Há muito debate sobre um possível favorecimento à seleção argentina no chaveamento da Copa do Mundo. Para esclarecer essa questão, é necessário analisar a matemática do sorteio e as regras da FIFA para o formato atual.
A regra dos cabeças de chave
O sorteio seguiu uma lógica estrutural bem definida. Os quatro primeiros colocados do ranking da FIFA de novembro de 2025 (Espanha, Argentina, França e Inglaterra) foram separados para não se enfrentarem antes das semifinais.

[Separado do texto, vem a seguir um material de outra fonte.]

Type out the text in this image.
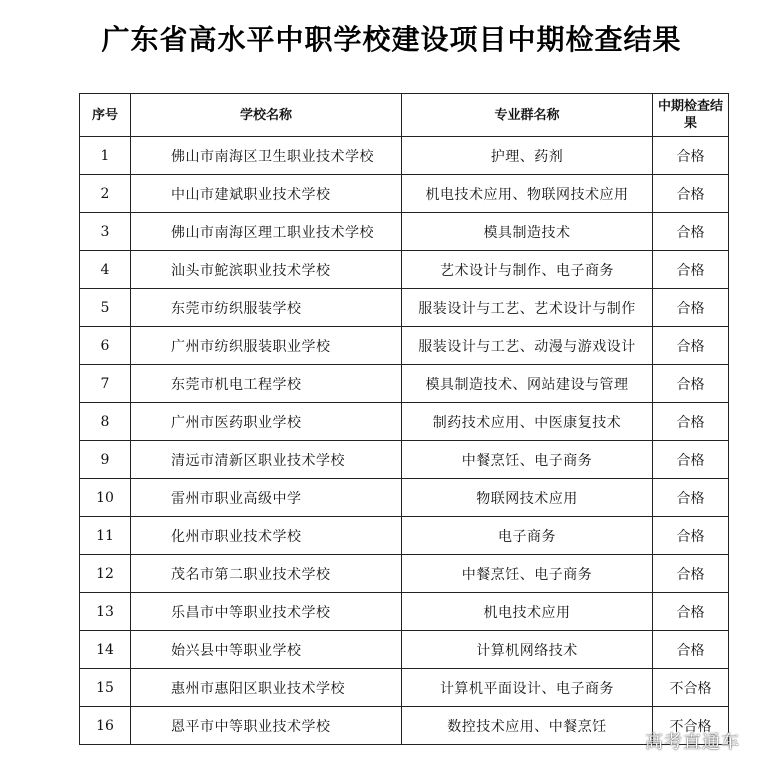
广东省高水平中职学校建设项目中期检查结果
序号	学校名称	专业群名称	中期检查结果
1	佛山市南海区卫生职业技术学校	护理、药剂	合格
2	中山市建斌职业技术学校	机电技术应用、物联网技术应用	合格
3	佛山市南海区理工职业技术学校	模具制造技术	合格
4	汕头市鮀滨职业技术学校	艺术设计与制作、电子商务	合格
5	东莞市纺织服装学校	服装设计与工艺、艺术设计与制作	合格
6	广州市纺织服装职业学校	服装设计与工艺、动漫与游戏设计	合格
7	东莞市机电工程学校	模具制造技术、网站建设与管理	合格
8	广州市医药职业学校	制药技术应用、中医康复技术	合格
9	清远市清新区职业技术学校	中餐烹饪、电子商务	合格
10	雷州市职业高级中学	物联网技术应用	合格
11	化州市职业技术学校	电子商务	合格
12	茂名市第二职业技术学校	中餐烹饪、电子商务	合格
13	乐昌市中等职业技术学校	机电技术应用	合格
14	始兴县中等职业学校	计算机网络技术	合格
15	惠州市惠阳区职业技术学校	计算机平面设计、电子商务	不合格
16	恩平市中等职业技术学校	数控技术应用、中餐烹饪	不合格
高考直通车
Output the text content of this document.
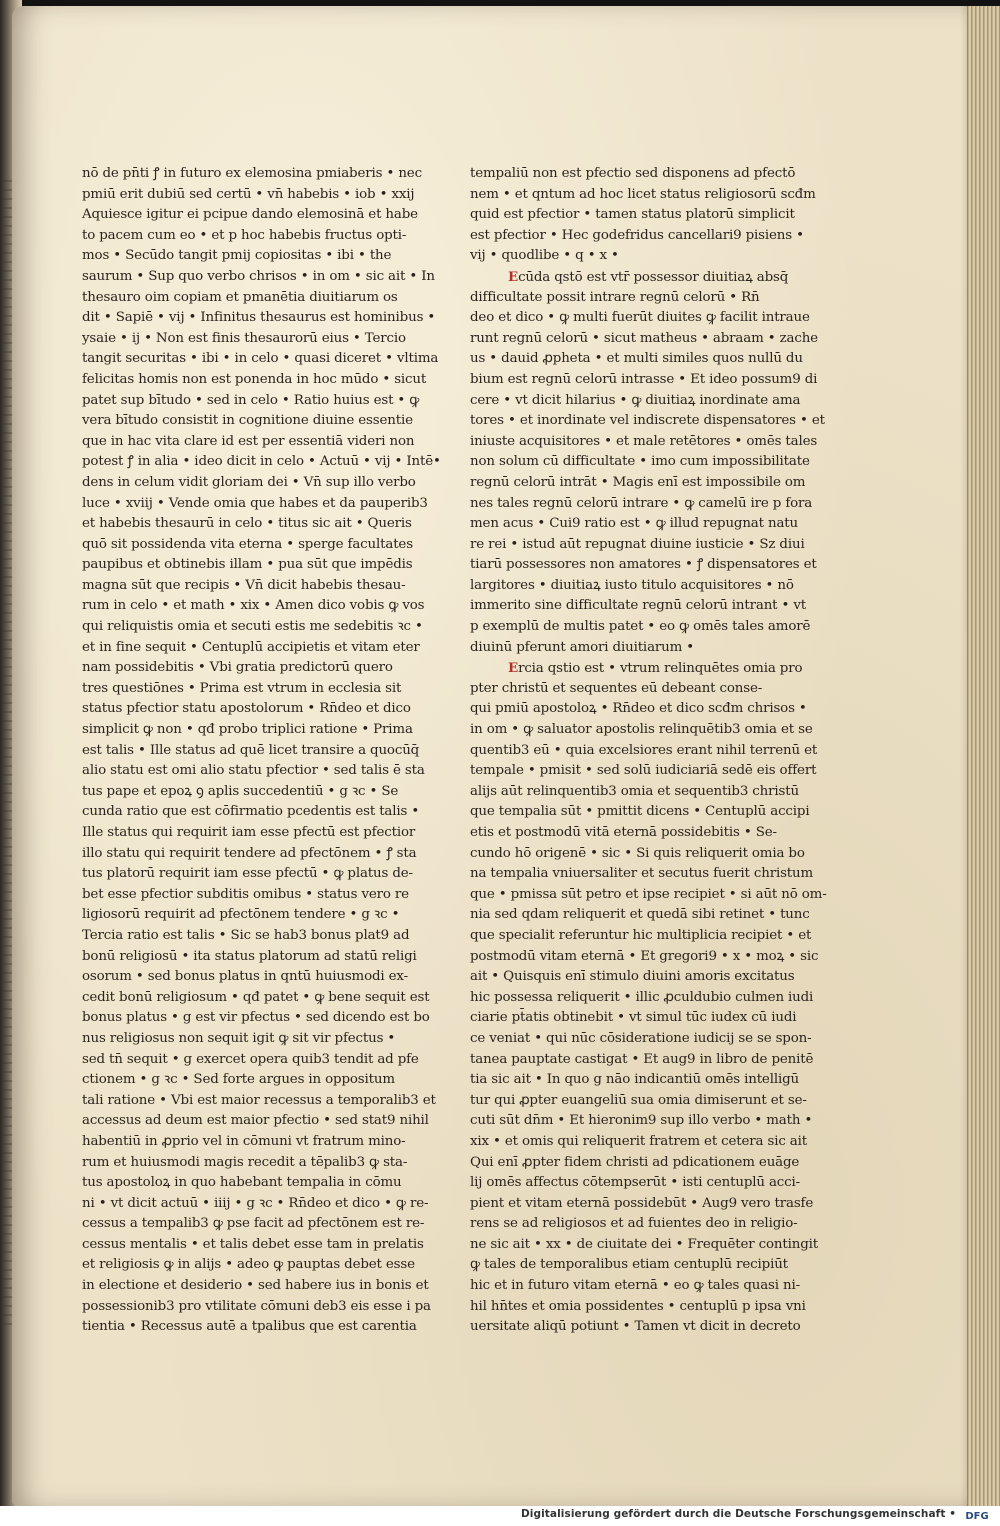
nō de pn̄ti ꝭ in futuro ex elemosina pmiaberis • nec
pmiū erit dubiū sed certū • vn̄ habebis • iob • xxij
Aquiesce igitur ei pcipue dando elemosinā et habe
to pacem cum eo • et p hoc habebis fructus opti-
mos • Secūdo tangit pmij copiositas • ibi • the
saurum • Sup quo verbo chrisos • in om • sic ait • In
thesauro oim copiam et pmanētia diuitiarum os
dit • Sapiē • vij • Infinitus thesaurus est hominibus •
ysaie • ij • Non est finis thesaurorū eius • Tercio
tangit securitas • ibi • in celo • quasi diceret • vltima
felicitas homis non est ponenda in hoc mūdo • sicut
patet sup bītudo • sed in celo • Ratio huius est • ꝙ
vera bītudo consistit in cognitione diuine essentie
que in hac vita clare id est per essentiā videri non
potest ꝭ in alia • ideo dicit in celo • Actuū • vij • Intē•
dens in celum vidit gloriam dei • Vn̄ sup illo verbo
luce • xviij • Vende omia que habes et da pauperib3
et habebis thesaurū in celo • titus sic ait • Queris
quō sit possidenda vita eterna • sperge facultates
paupibus et obtinebis illam • pua sūt que impēdis
magna sūt que recipis • Vn̄ dicit habebis thesau-
rum in celo • et math • xix • Amen dico vobis ꝙ vos
qui reliquistis omia et secuti estis me sedebitis ꝛc •
et in fine sequit • Centuplū accipietis et vitam eter
nam possidebitis • Vbi gratia predictorū quero
tres questiōnes • Prima est vtrum in ecclesia sit
status pfectior statu apostolorum • Rn̄deo et dico
simplicit ꝙ non • qđ probo triplici ratione • Prima
est talis • Ille status ad quē licet transire a quocūq̄
alio statu est omi alio statu pfectior • sed talis ē sta
tus pape et epoꝝ ꝯ aplis succedentiū • g ꝛc • Se
cunda ratio que est cōfirmatio pcedentis est talis •
Ille status qui requirit iam esse pfectū est pfectior
illo statu qui requirit tendere ad pfectōnem • ꝭ sta
tus platorū requirit iam esse pfectū • ꝙ platus de-
bet esse pfectior subditis omibus • status vero re
ligiosorū requirit ad pfectōnem tendere • g ꝛc •
Tercia ratio est talis • Sic se hab3 bonus plat9 ad
bonū religiosū • ita status platorum ad statū religi
osorum • sed bonus platus in qntū huiusmodi ex-
cedit bonū religiosum • qđ patet • ꝙ bene sequit est
bonus platus • g est vir pfectus • sed dicendo est bo
nus religiosus non sequit igit ꝙ sit vir pfectus •
sed tn̄ sequit • g exercet opera quib3 tendit ad pfe
ctionem • g ꝛc • Sed forte argues in oppositum
tali ratione • Vbi est maior recessus a temporalib3 et
accessus ad deum est maior pfectio • sed stat9 nihil
habentiū in ꝓprio vel in cōmuni vt fratrum mino-
rum et huiusmodi magis recedit a tēpalib3 ꝙ sta-
tus apostoloꝝ in quo habebant tempalia in cōmu
ni • vt dicit actuū • iiij • g ꝛc • Rn̄deo et dico • ꝙ re-
cessus a tempalib3 ꝙ pse facit ad pfectōnem est re-
cessus mentalis • et talis debet esse tam in prelatis
et religiosis ꝙ in alijs • adeo ꝙ pauptas debet esse
in electione et desiderio • sed habere ius in bonis et
possessionib3 pro vtilitate cōmuni deb3 eis esse i pa
tientia • Recessus autē a tpalibus que est carentia
tempaliū non est pfectio sed disponens ad pfectō
nem • et qntum ad hoc licet status religiosorū scđm
quid est pfectior • tamen status platorū simplicit
est pfectior • Hec godefridus cancellari9 pisiens •
vij • quodlibe • q • x •
Ecūda qstō est vtr̄ possessor diuitiaꝝ absq̄
difficultate possit intrare regnū celorū • Rn̄
deo et dico • ꝙ multi fuerūt diuites ꝙ facilit intraue
runt regnū celorū • sicut matheus • abraam • zache
us • dauid ꝓpheta • et multi similes quos nullū du
bium est regnū celorū intrasse • Et ideo possum9 di
cere • vt dicit hilarius • ꝙ diuitiaꝝ inordinate ama
tores • et inordinate vel indiscrete dispensatores • et
iniuste acquisitores • et male retētores • omēs tales
non solum cū difficultate • imo cum impossibilitate
regnū celorū intrāt • Magis enī est impossibile om
nes tales regnū celorū intrare • ꝙ camelū ire p fora
men acus • Cui9 ratio est • ꝙ illud repugnat natu
re rei • istud aūt repugnat diuine iusticie • Sz diui
tiarū possessores non amatores • ꝭ dispensatores et
largitores • diuitiaꝝ iusto titulo acquisitores • nō
immerito sine difficultate regnū celorū intrant • vt
p exemplū de multis patet • eo ꝙ omēs tales amorē
diuinū pferunt amori diuitiarum •
Ercia qstio est • vtrum relinquētes omia pro
pter christū et sequentes eū debeant conse-
qui pmiū apostoloꝝ • Rn̄deo et dico scđm chrisos •
in om • ꝙ saluator apostolis relinquētib3 omia et se
quentib3 eū • quia excelsiores erant nihil terrenū et
tempale • pmisit • sed solū iudiciariā sedē eis offert
alijs aūt relinquentib3 omia et sequentib3 christū
que tempalia sūt • pmittit dicens • Centuplū accipi
etis et postmodū vitā eternā possidebitis • Se-
cundo hō origenē • sic • Si quis reliquerit omia bo
na tempalia vniuersaliter et secutus fuerit christum
que • pmissa sūt petro et ipse recipiet • si aūt nō om-
nia sed qdam reliquerit et quedā sibi retinet • tunc
que specialit referuntur hic multiplicia recipiet • et
postmodū vitam eternā • Et gregori9 • x • moꝝ • sic
ait • Quisquis enī stimulo diuini amoris excitatus
hic possessa reliquerit • illic ꝓculdubio culmen iudi
ciarie pt̄atis obtinebit • vt simul tūc iudex cū iudi
ce veniat • qui nūc cōsideratione iudicij se se spon-
tanea pauptate castigat • Et aug9 in libro de penitē
tia sic ait • In quo g nāo indicantiū omēs intelligū
tur qui ꝓpter euangeliū sua omia dimiserunt et se-
cuti sūt dn̄m • Et hieronim9 sup illo verbo • math •
xix • et omis qui reliquerit fratrem et cetera sic ait
Qui enī ꝓpter fidem christi ad pdicationem euāge
lij omēs affectus cōtempserūt • isti centuplū acci-
pient et vitam eternā possidebūt • Aug9 vero trasfe
rens se ad religiosos et ad fuientes deo in religio-
ne sic ait • xx • de ciuitate dei • Frequēter contingit
ꝙ tales de temporalibus etiam centuplū recipiūt
hic et in futuro vitam eternā • eo ꝙ tales quasi ni-
hil hn̄tes et omia possidentes • centuplū p ipsa vni
uersitate aliqū potiunt • Tamen vt dicit in decreto
Digitalisierung gefördert durch die Deutsche Forschungsgemeinschaft • DFG
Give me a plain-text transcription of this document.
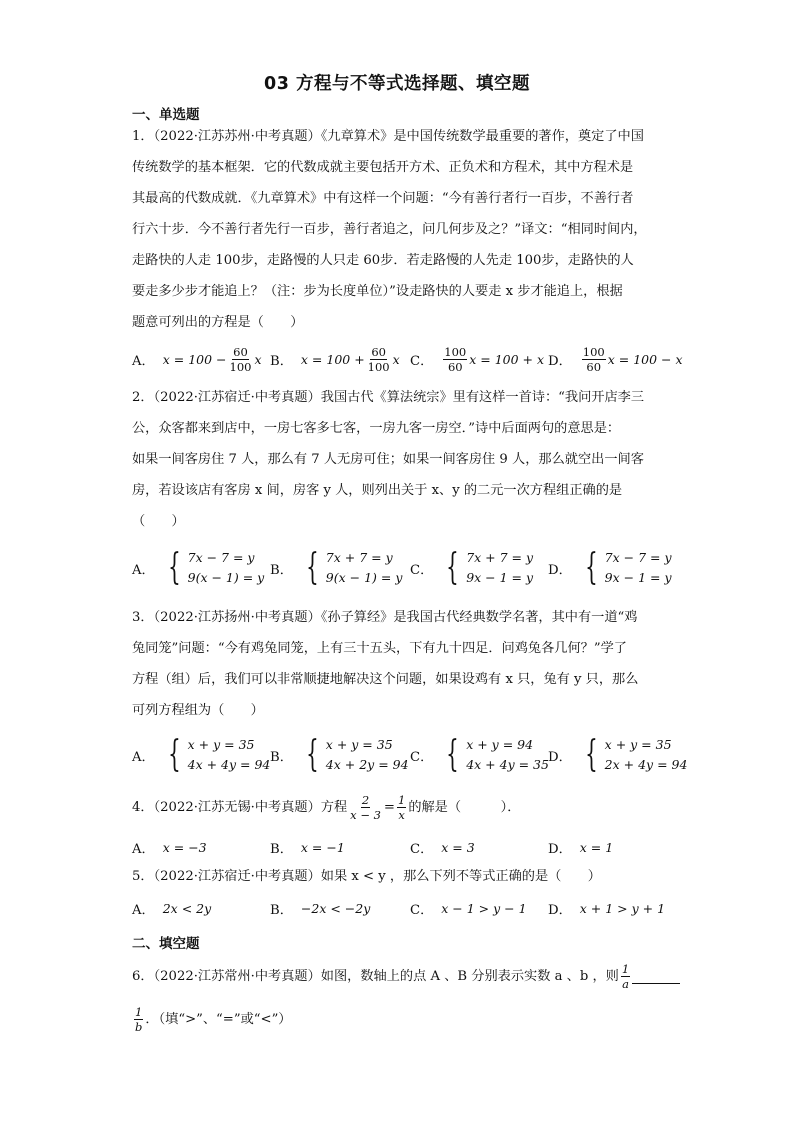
03 方程与不等式选择题、填空题
一、单选题
1．（2022·江苏苏州·中考真题）《九章算术》是中国传统数学最重要的著作，奠定了中国
传统数学的基本框架．它的代数成就主要包括开方术、正负术和方程术，其中方程术是
其最高的代数成就．《九章算术》中有这样一个问题：“今有善行者行一百步，不善行者
行六十步．今不善行者先行一百步，善行者追之，问几何步及之？”译文：“相同时间内，
走路快的人走 100步，走路慢的人只走 60步．若走路慢的人先走 100步，走路快的人
要走多少步才能追上？（注：步为长度单位）”设走路快的人要走 x 步才能追上，根据
题意可列出的方程是（　　）
A． $x = 100 - \frac{60}{100}$ x B． $x = 100 + \frac{60}{100}$ x C． $\frac{100}{60}$ x = 100 + x D． $\frac{100}{60}$ x = 100 − x
2．（2022·江苏宿迁·中考真题）我国古代《算法统宗》里有这样一首诗：“我问开店李三
公，众客都来到店中，一房七客多七客，一房九客一房空．”诗中后面两句的意思是：
如果一间客房住 7 人，那么有 7 人无房可住；如果一间客房住 9 人，那么就空出一间客
房，若设该店有客房 x 间，房客 y 人，则列出关于 x、y 的二元一次方程组正确的是
（　　）
A． { 7x − 7 = y
9(x − 1) = y B． { 7x + 7 = y
9(x − 1) = y C． { 7x + 7 = y
9x − 1 = y D． { 7x − 7 = y
9x − 1 = y
3．（2022·江苏扬州·中考真题）《孙子算经》是我国古代经典数学名著，其中有一道“鸡
兔同笼”问题：“今有鸡兔同笼，上有三十五头，下有九十四足．问鸡兔各几何？”学了
方程（组）后，我们可以非常顺捷地解决这个问题，如果设鸡有 x 只，兔有 y 只，那么
可列方程组为（　　）
A． { x + y = 35
4x + 4y = 94 B． { x + y = 35
4x + 2y = 94 C． { x + y = 94
4x + 4y = 35 D． { x + y = 35
2x + 4y = 94
4．（2022·江苏无锡·中考真题）方程 $\frac{2}{x - 3} = \frac{1}{x}$ 的解是（　　　）．
A． x = −3	B． x = −1	C． x = 3	D． x = 1
5．（2022·江苏宿迁·中考真题）如果 x < y ，那么下列不等式正确的是（　　）
A． 2x < 2y	B． −2x < −2y	C． x − 1 > y − 1 D． x + 1 > y + 1
二、填空题
6．（2022·江苏常州·中考真题）如图，数轴上的点 A 、B 分别表示实数 a 、b ，则 $\frac{1}{a}$
$\frac{1}{b}$ ．（填“>”、“=”或“<”）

O objetivo do formato era garantir que as oito melhores seleções do mundo chegassem às quartas de final para cruzar com as equipes classificadas entre o 5º e o 8º lugar, preservando os confrontos de maior peso para as fases decisivas.
O formato de 48 seleções
Com a expansão do torneio, o número de cabeças de chave subiu para 12. Foram incluídos:
- As 8 melhores seleções do ranking.
- Os 3 países-sede (Estados Unidos, Canadá e México).
- A Alemanha (que ocupava a 9ª posição).
Essa mudança forçou candidatas como França, Inglaterra, Bélgica e Portugal a cruzarem com esses cabeças de chave “extras” nas oitavas de final. Como compensação esportiva, essas seleções ganharam o direito de enfrentar os melhores terceiros colocados na fase de 16-avos de final.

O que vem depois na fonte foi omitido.